I don't understand, either, but I'm trying to. I've had it happen several times, usually online, but a couple of times irl. Thankfully only twice with a primary partner; that really knocked the wind out of me. :(

I want to know not only because it sucks to be left hanging, but because even when a friendship needs to change or end, it's helpful to get feedback on what worked and what didn't, and have an opportunity to express regret and apologize if that needs to happen. I like keeping my fences mended, when I can.

In all honesty, I can only really think of it happening once. This woman I knew from online had pancreatic cancer - not pretend cancer, but the real kind. Anyway, we really only talked sporadically, but she disappeared completely at the beginning of last year.

I'm pretty sure I know why.
 
In all honesty, I can only really think of it happening once. This woman I knew from online had pancreatic cancer - not pretend cancer, but the real kind. Anyway, we really only talked sporadically, but she disappeared completely at the beginning of last year.

I'm pretty sure I know why.

:(:rose: ((hug))
 
Mmmmm. Yes? I feel like there is a trick question in there.

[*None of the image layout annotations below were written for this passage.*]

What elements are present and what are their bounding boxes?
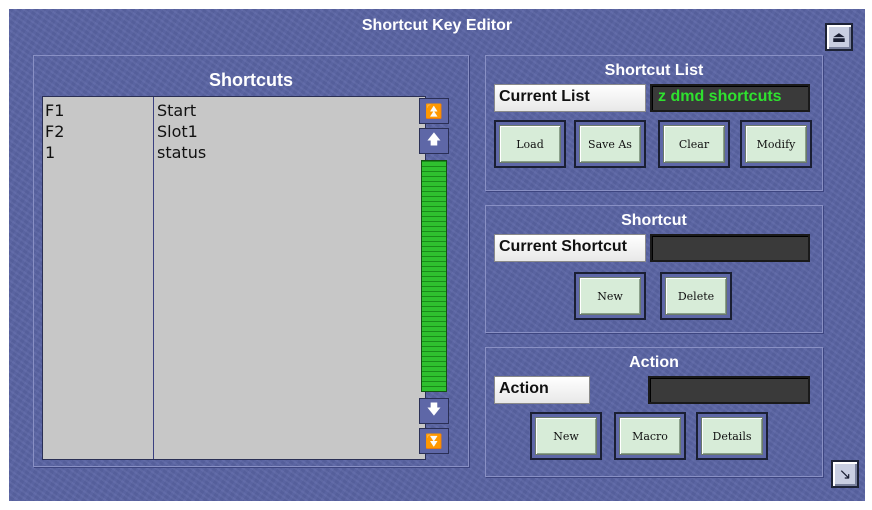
modify-button-label: Modify xyxy=(745,125,807,163)
details-button[interactable]: Details xyxy=(696,412,768,460)
shortcuts-title: Shortcuts xyxy=(208,70,293,90)
macro-button-label: Macro xyxy=(619,417,681,455)
action-title: Action xyxy=(629,354,679,371)
shortcut-action: Slot1 xyxy=(157,122,198,141)
resize-button[interactable]: ↘ xyxy=(831,460,859,488)
scroll-thumb[interactable] xyxy=(421,160,447,392)
shortcut-action: status xyxy=(157,143,207,162)
shortcut-key: 1 xyxy=(45,143,56,162)
shortcut-key: F2 xyxy=(45,122,65,141)
save-as-button-label: Save As xyxy=(579,125,641,163)
delete-shortcut-button[interactable]: Delete xyxy=(660,272,732,320)
shortcut-panel: Shortcut Current Shortcut New Delete xyxy=(485,205,823,333)
macro-button[interactable]: Macro xyxy=(614,412,686,460)
up-arrow-icon: 🡅 xyxy=(426,131,442,147)
new-action-button[interactable]: New xyxy=(530,412,602,460)
new-shortcut-button[interactable]: New xyxy=(574,272,646,320)
list-item[interactable]: 1 status xyxy=(43,143,425,163)
double-down-arrow-icon: ⏬ xyxy=(425,432,443,449)
scroll-down-button[interactable]: 🡇 xyxy=(419,398,449,424)
shortcut-list-panel: Shortcut List Current List z dmd shortcu… xyxy=(485,55,823,191)
eject-up-icon: ⏏ xyxy=(831,29,847,46)
window-title: Shortcut Key Editor xyxy=(361,17,513,34)
load-button[interactable]: Load xyxy=(494,120,566,168)
scroll-up-button[interactable]: 🡅 xyxy=(419,128,449,154)
scroll-top-button[interactable]: ⏫ xyxy=(419,98,449,124)
shortcut-key-editor-window: Shortcut Key Editor ⏏ ↘ Shortcuts F1 Sta… xyxy=(9,9,865,501)
clear-button[interactable]: Clear xyxy=(658,120,730,168)
new-action-button-label: New xyxy=(535,417,597,455)
down-arrow-icon: 🡇 xyxy=(426,401,442,417)
arrow-down-right-icon: ↘ xyxy=(838,466,852,483)
current-list-label: Current List xyxy=(494,84,646,112)
current-list-value: z dmd shortcuts xyxy=(650,84,810,112)
shortcut-key: F1 xyxy=(45,101,65,120)
shortcut-action: Start xyxy=(157,101,197,120)
load-button-label: Load xyxy=(499,125,561,163)
action-label: Action xyxy=(494,376,590,404)
collapse-button[interactable]: ⏏ xyxy=(825,23,853,51)
current-shortcut-label: Current Shortcut xyxy=(494,234,646,262)
list-item[interactable]: F2 Slot1 xyxy=(43,122,425,142)
new-shortcut-button-label: New xyxy=(579,277,641,315)
list-item[interactable]: F1 Start xyxy=(43,101,425,121)
shortcuts-panel: Shortcuts F1 Start F2 Slot1 1 status ⏫ 🡅 xyxy=(33,55,469,467)
action-value xyxy=(648,376,810,404)
shortcut-title: Shortcut xyxy=(621,212,687,229)
shortcuts-list[interactable]: F1 Start F2 Slot1 1 status xyxy=(42,96,426,460)
action-panel: Action Action New Macro Details xyxy=(485,347,823,477)
shortcut-list-title: Shortcut List xyxy=(604,62,704,79)
shortcuts-scrollbar[interactable]: ⏫ 🡅 🡇 ⏬ xyxy=(419,96,449,460)
clear-button-label: Clear xyxy=(663,125,725,163)
delete-shortcut-button-label: Delete xyxy=(665,277,727,315)
details-button-label: Details xyxy=(701,417,763,455)
modify-button[interactable]: Modify xyxy=(740,120,812,168)
double-up-arrow-icon: ⏫ xyxy=(425,102,443,119)
scroll-bottom-button[interactable]: ⏬ xyxy=(419,428,449,454)
current-shortcut-value xyxy=(650,234,810,262)
save-as-button[interactable]: Save As xyxy=(574,120,646,168)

Imagine having what you think is a good relationship with someone. You've known them for months or years on line or IRL. One day, they decide to stop talking to you. You have no idea why. You can only imagine. It is really hurtful, no matter the age.
 
So, why might someone ghost?

I don't mean a new or perhaps very casual acquaintance. I mean someone with whom you have built a measure of emotional intimacy. Someone you've known for a while, and have grown to trust, and they seem to trust you as well.

Thoughts?
 
So, why might someone ghost?

I don't mean a new or perhaps very casual acquaintance. I mean someone with whom you have built a measure of emotional intimacy. Someone you've known for a while, and have grown to trust, and they seem to trust you as well.

Thoughts?

Your reason for coming to lit might not fit theirs. In the process you might have unintentionally hurt her despite having the best intentions
 
Please clarify ghosting...

Is it someone disappearing without a word, who never communicates with you again, despite your attempt to find them? Is it when someone stops communicating regularly but will respond if you send them a message? That might be distancing, come to think of it. What exactly is ghosting, and does ghosting mean the same thing to different people?
Huh?
Me? I'm flakey, but I'm not ghosty.
:cattail:
 
Is it someone disappearing without a word, who never communicates with you again, despite your attempt to find them? Is it when someone stops communicating regularly but will respond if you send them a message? That might be distancing, come to think of it. What exactly is ghosting, and does ghosting mean the same thing to different people?
Huh?
Me? I'm flakey, but I'm not ghosty.
:cattail:

Good question! (hi Flyer! :kiss:)

For the purposes of this thread, it's not distancing. It's zero communication.
 
So, why might someone ghost?

I don't mean a new or perhaps very casual acquaintance. I mean someone with whom you have built a measure of emotional intimacy. Someone you've known for a while, and have grown to trust, and they seem to trust you as well.

Thoughts?

There could be many reasons. They found someone new, which I suspect happened in my situation. Their real life got pretty complicated, kids, work, spouse or health reasons. They just moved on. All of these are what might have happened. In all of these cases though, in my opinion, the person should have been honest with the other person in the relationship. But sometimes, well most times I think, the ghoster doesn't really consider the ghostee's feelings. Although they might think they are trying to spare the ghostee's feelings.
 
I consider ghosting cutting all communication with no explanation.